What Does Pacemaker Insertion Involve?

A pacemaker is a small implanted device that regulates your heartbeat electronically. It monitors your heart's rhythm and, when necessary, it generates a painless electric impulse, that triggers a heartbeat.

Pacemakers come in a variety of types, each programmed to respond to a particular problem. The biventricular pacer is one of the latest developments available to treat congestive heart failure. It sends pulses through three electrical leads to keep the heart functioning more efficiently.

Once inserted, the pacemaker will have to be monitored to ensure it is functioning properly. Check-ups with your cardiologist will be scheduled to guarantee your pacemaker is working optimally.

Am I a Candidate for a Biventricular Pacemaker?

To determine if you are a good candidate for a biventricular pacer, our radiologists will perform an electrocardiogram (ECG), which monitors the heart's electrical activity in each chamber and ventricle.

What are the Benefits of a Biventricular Pacemaker?

Implanting the biventricular pacer in patients has been shown to reduce symptoms and hospitalization, compared to other treatments for congestive heart failure. Other benefits include improved exercise tolerability and quality of life in some after receiving the biventricular pacer.

Lead Extraction of Pacemakers

The number of patients who have pacemakers is growing rapidly. There may be occasions when the device malfunctions or there are complications such as device-related blood infections. Jefferson is one of only a handful of centers in the U.S. with experience in the laser extraction procedure, which treats complications of device leads.

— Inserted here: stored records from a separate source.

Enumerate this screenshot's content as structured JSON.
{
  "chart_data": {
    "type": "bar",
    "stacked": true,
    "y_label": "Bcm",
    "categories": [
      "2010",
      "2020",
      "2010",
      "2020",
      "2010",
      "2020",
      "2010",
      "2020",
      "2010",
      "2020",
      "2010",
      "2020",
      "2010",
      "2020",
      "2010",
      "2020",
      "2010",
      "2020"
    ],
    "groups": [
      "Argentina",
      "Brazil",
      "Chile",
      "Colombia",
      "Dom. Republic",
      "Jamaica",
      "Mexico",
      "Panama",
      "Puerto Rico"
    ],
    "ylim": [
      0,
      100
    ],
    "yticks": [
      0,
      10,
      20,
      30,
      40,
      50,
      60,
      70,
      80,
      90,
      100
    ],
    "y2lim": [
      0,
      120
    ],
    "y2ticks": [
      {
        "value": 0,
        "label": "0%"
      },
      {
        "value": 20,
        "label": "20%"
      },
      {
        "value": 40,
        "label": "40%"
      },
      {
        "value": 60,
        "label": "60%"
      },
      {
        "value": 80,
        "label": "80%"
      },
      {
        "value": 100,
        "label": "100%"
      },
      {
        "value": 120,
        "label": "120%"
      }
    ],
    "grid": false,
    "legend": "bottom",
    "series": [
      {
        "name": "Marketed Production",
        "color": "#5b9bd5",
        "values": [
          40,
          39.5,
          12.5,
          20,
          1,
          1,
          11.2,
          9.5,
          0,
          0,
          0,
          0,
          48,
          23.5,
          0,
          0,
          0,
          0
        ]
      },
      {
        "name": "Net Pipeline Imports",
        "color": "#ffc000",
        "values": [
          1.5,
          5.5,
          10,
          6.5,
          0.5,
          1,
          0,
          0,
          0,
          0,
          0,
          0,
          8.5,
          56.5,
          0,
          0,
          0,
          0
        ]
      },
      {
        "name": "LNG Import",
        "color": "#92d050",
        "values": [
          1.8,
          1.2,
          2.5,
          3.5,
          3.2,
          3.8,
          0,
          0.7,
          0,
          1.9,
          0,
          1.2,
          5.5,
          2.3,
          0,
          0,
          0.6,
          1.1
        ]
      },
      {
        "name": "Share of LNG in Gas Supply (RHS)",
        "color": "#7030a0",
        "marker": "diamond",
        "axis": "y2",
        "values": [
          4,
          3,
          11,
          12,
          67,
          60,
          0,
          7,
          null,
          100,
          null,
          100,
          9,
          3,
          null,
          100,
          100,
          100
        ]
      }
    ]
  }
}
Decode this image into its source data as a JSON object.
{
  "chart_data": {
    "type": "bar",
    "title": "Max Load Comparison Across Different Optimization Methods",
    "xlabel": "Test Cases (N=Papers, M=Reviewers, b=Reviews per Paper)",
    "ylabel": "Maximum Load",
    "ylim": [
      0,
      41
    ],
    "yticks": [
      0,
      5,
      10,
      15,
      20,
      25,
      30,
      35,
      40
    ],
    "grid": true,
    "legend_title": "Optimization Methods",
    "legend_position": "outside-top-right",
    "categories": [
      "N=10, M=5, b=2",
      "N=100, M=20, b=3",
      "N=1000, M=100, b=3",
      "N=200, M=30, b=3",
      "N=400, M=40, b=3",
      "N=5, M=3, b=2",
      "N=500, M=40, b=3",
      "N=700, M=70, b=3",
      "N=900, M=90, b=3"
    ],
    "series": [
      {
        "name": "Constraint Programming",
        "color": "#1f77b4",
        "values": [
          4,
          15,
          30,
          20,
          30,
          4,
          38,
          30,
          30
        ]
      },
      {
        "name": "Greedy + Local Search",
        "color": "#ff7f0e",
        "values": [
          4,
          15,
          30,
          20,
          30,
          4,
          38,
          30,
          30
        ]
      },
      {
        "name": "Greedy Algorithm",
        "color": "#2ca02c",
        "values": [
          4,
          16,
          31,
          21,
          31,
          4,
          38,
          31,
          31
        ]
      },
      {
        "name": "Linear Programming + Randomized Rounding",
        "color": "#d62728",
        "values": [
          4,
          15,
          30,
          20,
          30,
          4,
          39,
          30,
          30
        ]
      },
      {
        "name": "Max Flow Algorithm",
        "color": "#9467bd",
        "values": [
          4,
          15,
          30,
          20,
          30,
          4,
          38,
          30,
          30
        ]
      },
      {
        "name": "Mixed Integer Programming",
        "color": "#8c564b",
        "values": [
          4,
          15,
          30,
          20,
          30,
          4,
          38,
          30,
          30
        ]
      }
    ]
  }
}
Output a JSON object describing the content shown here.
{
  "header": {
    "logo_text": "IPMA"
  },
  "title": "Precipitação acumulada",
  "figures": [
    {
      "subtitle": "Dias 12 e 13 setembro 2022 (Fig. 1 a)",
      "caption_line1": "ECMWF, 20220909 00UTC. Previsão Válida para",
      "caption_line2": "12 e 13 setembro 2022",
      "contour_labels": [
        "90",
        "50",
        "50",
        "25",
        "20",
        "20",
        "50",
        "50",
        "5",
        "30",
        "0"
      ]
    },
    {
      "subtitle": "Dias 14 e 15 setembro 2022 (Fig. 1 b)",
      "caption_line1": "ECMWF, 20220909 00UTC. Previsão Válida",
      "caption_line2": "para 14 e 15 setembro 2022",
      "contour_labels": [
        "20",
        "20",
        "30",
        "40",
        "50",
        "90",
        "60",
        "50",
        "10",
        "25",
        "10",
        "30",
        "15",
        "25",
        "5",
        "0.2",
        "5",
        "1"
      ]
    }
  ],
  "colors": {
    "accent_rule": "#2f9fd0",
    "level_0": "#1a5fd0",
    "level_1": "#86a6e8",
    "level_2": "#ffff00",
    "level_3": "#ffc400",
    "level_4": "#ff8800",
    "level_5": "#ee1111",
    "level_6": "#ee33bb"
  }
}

Transvenous lead extraction, when done by experienced physicians, can be the best way to manage device infections, veins with blockages or lead malfunctions. Jefferson not only participated in a major clinical on this lead extraction procedure, but Program Director Arnold Greenspon, MD, also published extensively on the subject, including a multicenter study, which demonstrated the high success and low complication rates of the procedure when experienced electrophysiologists are at the helm.